Der Antrag ist begründet.
2.2. Die maßgebliche Rechtslage stellt sich wie folgt dar:
2.2.1. Eine medizinisch unterstützte Fortpflanzung im Sinne des FMedG ist zufolge §1 Abs1 FMedG "die Anwendung medizinischer Methoden zur Herbeiführung einer Schwangerschaft auf andere Weise als durch Geschlechtsverkehr". Zu diesen Methoden zählt gemäß §1 Abs2 FMedG insbesondere auch die In-vitro-Fertilisation (Z2) einschließlich des Embryotransfers (Z3).
2.2.2. Eine medizinisch unterstützte Fortpflanzung ist gemäß §2 Abs1 FMedG nur im Rahmen einer aufrechten Ehe, eingetragenen Partnerschaft oder Lebensgemeinschaft zulässig. Sie ist nach §2 Abs2 FMedG ferner nur dann zulässig, wenn die Herbeiführung einer Schwangerschaft durch Geschlechtsverkehr aus medizinischer Sicht aussichtslos erscheint, die Herbeiführung einer Schwangerschaft durch Geschlechtsverkehr auf Grund der ernsten Gefahr der Übertragung einer Infektionskrankheit nicht zumutbar ist, die Schwangerschaft im Rahmen einer gleichgeschlechtlichen Partnerschaft von zwei Frauen herbeigeführt werden soll oder sie zum Zweck einer Präimplantationsdiagnostik gemäß §2a FMedG vorgenommen werden muss. Kommen nach dem Stand der medizinischen Wissenschaft und Erfahrung mehrere aussichtsreiche und zumutbare Methoden in Frage, darf gemäß §2 Abs3 FMedG zunächst nur diejenige angewendet werden, die mit geringeren gesundheitlichen Beeinträchtigungen und Gefahren für die beteiligten Personen verbunden ist und bei der weniger entwicklungsfähige Zellen entstehen. Im Zuge dieser Abwägung ist das Kindeswohl zu berücksichtigen.
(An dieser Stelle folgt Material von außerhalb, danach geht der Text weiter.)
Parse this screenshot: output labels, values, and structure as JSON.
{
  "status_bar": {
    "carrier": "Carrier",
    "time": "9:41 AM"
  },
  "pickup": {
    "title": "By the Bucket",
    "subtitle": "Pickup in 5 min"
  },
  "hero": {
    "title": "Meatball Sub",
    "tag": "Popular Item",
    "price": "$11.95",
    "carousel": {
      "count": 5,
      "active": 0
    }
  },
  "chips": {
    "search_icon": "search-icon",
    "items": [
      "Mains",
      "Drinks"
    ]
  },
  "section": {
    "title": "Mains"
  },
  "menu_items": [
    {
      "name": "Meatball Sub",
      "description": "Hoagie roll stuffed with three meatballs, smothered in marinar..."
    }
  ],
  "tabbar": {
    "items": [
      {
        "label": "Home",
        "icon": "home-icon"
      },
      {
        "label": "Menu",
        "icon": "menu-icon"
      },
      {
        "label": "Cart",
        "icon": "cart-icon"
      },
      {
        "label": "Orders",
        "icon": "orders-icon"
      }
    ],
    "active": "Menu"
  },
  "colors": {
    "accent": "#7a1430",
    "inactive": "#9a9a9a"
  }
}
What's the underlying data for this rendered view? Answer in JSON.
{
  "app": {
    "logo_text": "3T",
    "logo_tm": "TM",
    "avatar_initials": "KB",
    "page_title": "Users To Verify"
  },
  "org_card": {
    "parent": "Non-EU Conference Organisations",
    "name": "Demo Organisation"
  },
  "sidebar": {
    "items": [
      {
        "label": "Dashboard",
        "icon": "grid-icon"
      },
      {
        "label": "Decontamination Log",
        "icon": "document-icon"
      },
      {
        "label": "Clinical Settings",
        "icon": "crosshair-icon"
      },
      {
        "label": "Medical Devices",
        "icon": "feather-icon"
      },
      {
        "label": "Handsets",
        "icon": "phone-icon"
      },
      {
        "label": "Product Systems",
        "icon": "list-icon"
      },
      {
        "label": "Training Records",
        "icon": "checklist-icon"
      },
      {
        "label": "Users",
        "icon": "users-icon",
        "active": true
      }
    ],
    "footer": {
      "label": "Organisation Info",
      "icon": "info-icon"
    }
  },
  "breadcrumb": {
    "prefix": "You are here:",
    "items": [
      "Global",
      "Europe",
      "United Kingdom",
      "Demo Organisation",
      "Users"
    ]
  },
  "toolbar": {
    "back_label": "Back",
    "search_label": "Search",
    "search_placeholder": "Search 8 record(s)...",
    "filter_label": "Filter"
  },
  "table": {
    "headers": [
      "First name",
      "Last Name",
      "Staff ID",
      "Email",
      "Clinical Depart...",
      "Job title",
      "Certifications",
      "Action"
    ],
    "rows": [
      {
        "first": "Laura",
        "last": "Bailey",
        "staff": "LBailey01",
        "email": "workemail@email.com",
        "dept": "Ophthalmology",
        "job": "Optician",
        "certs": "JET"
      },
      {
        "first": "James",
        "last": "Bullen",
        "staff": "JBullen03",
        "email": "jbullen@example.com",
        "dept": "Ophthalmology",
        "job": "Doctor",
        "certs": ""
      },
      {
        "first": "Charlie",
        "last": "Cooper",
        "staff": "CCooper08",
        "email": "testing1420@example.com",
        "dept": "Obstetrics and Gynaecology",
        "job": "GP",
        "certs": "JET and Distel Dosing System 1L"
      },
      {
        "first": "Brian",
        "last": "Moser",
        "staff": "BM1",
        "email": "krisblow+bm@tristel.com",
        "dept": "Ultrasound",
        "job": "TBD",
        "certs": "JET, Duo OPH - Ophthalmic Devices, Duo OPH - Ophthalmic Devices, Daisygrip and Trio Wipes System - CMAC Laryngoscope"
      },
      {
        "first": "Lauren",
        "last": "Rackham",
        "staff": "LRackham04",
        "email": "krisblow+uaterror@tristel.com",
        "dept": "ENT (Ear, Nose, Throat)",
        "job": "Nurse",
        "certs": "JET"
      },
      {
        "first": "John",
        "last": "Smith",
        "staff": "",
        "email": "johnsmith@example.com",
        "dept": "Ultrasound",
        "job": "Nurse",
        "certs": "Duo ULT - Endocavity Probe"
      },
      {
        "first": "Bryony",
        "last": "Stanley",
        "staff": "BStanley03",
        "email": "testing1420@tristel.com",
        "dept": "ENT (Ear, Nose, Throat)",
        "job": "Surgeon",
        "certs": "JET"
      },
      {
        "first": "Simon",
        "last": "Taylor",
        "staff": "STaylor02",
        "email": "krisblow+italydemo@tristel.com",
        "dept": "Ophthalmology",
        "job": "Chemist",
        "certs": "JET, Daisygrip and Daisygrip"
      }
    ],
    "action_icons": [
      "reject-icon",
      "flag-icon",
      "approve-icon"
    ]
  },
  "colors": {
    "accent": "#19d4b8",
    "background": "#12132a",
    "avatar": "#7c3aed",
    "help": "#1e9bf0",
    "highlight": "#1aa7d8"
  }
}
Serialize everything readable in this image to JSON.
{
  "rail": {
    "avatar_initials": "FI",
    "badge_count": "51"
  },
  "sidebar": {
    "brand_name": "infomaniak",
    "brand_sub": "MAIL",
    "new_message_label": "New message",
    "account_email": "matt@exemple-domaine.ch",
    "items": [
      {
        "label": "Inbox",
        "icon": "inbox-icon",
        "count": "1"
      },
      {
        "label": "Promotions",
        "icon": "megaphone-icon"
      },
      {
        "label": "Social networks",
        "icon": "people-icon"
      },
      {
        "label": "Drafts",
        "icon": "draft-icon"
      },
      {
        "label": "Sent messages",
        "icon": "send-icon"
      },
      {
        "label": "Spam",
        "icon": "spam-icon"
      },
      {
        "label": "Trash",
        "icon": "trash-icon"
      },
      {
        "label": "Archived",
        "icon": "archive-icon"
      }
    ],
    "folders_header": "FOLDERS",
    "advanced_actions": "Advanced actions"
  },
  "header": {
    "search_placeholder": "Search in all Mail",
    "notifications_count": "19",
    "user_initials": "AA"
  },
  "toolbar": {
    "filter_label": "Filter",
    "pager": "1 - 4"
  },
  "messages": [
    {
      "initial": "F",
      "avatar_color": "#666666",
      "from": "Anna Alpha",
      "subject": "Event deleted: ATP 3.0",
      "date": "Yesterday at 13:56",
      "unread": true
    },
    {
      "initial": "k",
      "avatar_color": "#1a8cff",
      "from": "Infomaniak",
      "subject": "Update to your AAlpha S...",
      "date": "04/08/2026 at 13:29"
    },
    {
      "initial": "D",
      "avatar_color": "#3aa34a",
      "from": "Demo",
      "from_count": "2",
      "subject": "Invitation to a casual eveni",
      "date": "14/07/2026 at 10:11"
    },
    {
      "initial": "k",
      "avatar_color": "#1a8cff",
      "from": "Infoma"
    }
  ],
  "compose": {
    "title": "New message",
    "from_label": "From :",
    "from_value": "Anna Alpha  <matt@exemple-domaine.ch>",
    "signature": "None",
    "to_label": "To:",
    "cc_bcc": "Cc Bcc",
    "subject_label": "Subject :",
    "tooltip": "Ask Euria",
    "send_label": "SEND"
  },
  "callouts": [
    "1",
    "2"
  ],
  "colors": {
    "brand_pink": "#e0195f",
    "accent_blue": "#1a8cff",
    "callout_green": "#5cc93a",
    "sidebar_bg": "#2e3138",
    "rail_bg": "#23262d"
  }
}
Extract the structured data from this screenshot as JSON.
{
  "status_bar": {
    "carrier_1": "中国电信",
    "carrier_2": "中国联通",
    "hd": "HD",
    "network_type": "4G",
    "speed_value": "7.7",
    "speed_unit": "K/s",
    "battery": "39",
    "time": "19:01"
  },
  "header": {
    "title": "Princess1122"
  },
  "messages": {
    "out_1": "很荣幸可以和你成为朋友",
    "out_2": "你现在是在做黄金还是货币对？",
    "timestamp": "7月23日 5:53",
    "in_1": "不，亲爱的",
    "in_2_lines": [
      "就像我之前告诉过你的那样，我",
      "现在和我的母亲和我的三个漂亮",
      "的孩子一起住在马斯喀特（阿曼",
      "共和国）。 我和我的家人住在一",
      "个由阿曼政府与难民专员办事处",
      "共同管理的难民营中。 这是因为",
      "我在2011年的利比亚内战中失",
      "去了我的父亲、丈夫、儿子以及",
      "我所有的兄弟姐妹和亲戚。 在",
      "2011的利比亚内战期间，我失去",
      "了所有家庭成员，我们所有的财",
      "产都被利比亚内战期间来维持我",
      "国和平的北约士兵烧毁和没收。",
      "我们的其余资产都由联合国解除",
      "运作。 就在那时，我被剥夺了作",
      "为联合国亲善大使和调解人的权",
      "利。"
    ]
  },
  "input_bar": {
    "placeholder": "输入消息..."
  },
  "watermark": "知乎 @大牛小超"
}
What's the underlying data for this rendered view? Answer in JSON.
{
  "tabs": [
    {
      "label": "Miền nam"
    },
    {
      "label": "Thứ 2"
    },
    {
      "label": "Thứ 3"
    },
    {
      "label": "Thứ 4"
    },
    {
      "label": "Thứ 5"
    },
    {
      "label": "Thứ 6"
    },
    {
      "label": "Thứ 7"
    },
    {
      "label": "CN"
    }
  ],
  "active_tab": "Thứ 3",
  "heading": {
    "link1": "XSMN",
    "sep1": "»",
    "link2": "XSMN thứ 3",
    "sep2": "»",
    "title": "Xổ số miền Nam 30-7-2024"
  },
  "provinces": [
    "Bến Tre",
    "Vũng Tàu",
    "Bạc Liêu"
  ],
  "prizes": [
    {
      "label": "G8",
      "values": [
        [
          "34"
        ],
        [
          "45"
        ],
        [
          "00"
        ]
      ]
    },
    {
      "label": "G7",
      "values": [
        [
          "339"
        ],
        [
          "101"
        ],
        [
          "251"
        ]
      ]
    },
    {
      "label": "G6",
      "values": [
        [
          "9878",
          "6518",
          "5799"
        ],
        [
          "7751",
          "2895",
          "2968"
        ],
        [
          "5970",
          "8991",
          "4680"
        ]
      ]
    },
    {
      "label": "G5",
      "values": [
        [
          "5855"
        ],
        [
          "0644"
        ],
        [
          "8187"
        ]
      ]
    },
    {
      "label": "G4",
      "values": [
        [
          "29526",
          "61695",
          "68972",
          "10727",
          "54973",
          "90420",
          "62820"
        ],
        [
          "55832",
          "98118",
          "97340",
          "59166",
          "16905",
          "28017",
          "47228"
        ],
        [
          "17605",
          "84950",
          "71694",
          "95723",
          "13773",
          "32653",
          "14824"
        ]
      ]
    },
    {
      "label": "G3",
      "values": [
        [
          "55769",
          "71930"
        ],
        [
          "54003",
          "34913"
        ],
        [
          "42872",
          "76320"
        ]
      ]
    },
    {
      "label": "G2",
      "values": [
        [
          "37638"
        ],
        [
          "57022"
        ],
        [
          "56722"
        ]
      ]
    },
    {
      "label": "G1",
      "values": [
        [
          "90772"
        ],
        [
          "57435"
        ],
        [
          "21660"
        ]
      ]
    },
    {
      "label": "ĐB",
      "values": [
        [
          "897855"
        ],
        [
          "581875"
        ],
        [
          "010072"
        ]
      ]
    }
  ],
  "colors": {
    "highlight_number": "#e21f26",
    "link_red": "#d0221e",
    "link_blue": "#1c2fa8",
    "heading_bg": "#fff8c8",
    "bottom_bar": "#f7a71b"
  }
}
2.2.3. Die angefochtene Bestimmung des §2b Abs1 FMedG legt unter dem Titel "Zellentnahme und -aufbewahrung" fest, dass Samen, Eizellen sowie Hoden- und Eierstockgewebe "auch", d.h. ohne Vorliegen der Voraussetzungen gemäß §2 FMedG, für eine künftige medizinisch unterstützte Fortpflanzung entnommen und aufbewahrt werden dürfen, "wenn ein körperliches Leiden oder dessen dem Stand der medizinischen Wissenschaft und Erfahrung entsprechende Behandlung eine ernste Gefahr bewirkt, dass eine Schwangerschaft nicht mehr durch Geschlechtsverkehr herbeigeführt werden kann".
In den Erläuterungen (RV 678 Blg. NR 22. GP) zur FMedG-Novelle 2004 (BGBl I 163/2004) wird zu der seinerzeit in §2 Abs3 und nunmehr in §2b Abs1 FMedG enthaltenen Regelung – auszugsweise – Folgendes ausgeführt:
"Ist als Folge einer Krankheit oder medizinischen Behandlung eine erst in Zukunft eintretende Fortpflanzungsunfähigkeit zu erwarten, so bildet diese Prognose nach dem dem §2 zu Grunde liegenden Verständnis derzeit keine Grundlage für die Zulässigkeit einer medizinisch unterstützten Fortpflanzung. Im FMedG in seiner geltenden Fassung geht es stets um eine medizinisch unterstützte Fortpflanzung zur Überwindung einer bestehenden Fortpflanzungsunfähigkeit und zur Erfüllung eines aktuellen Kinderwunsches. Es bietet keine Grundlage für eine Vorsorge, wenn eine Fortpflanzungsunfähigkeit bloß droht und ein Kinderwunsch erst in der Zukunft erfüllt werden soll. Durch den neuen §2 Abs3 soll nun die Möglichkeit der Inanspruchnahme der Methoden der modernen Fortpflanzungsmedizin in dieser Beziehung erweitert werden: Auch wenn eine Fortpflanzungsunfähigkeit zufolge eines körperlichen Leidens oder dessen Behandlung bloß droht und ein Kinderwunsch noch gar nicht aktuell ist – etwa weil die betreffende Person keinen Partner hat –, sollen Samen, Eizellen, Hoden- oder Eierstockgewebe für eine medizinisch unterstützte Fortpflanzung gewonnen und aufbewahrt werden dürfen.
[…]
In den Fällen, um die es bei dem neuen Abs3 geht, ist die Situation wieder eine andere. Hier muss zum Zeitpunkt der Entnahme und Einlagerung von Samen oder Eizellen gar kein aktueller Kinderwunsch gegeben sein. Ja der betreffende Mann oder die betreffende Frau hat oft gar keinen Partner, mit dem er oder sie die Elternschaft übernehmen will. Im Allgemeinen liegt auch (noch) keine Infertilität vor. Die Gameten sollen vielmehr für einen erst in der Zukunft liegenden Zeitpunkt, an dem dann ein Wunsch nach eigenen Kindern auf natürlichem Weg nicht mehr erfüllt werden kann, aufbewahrt werden. […]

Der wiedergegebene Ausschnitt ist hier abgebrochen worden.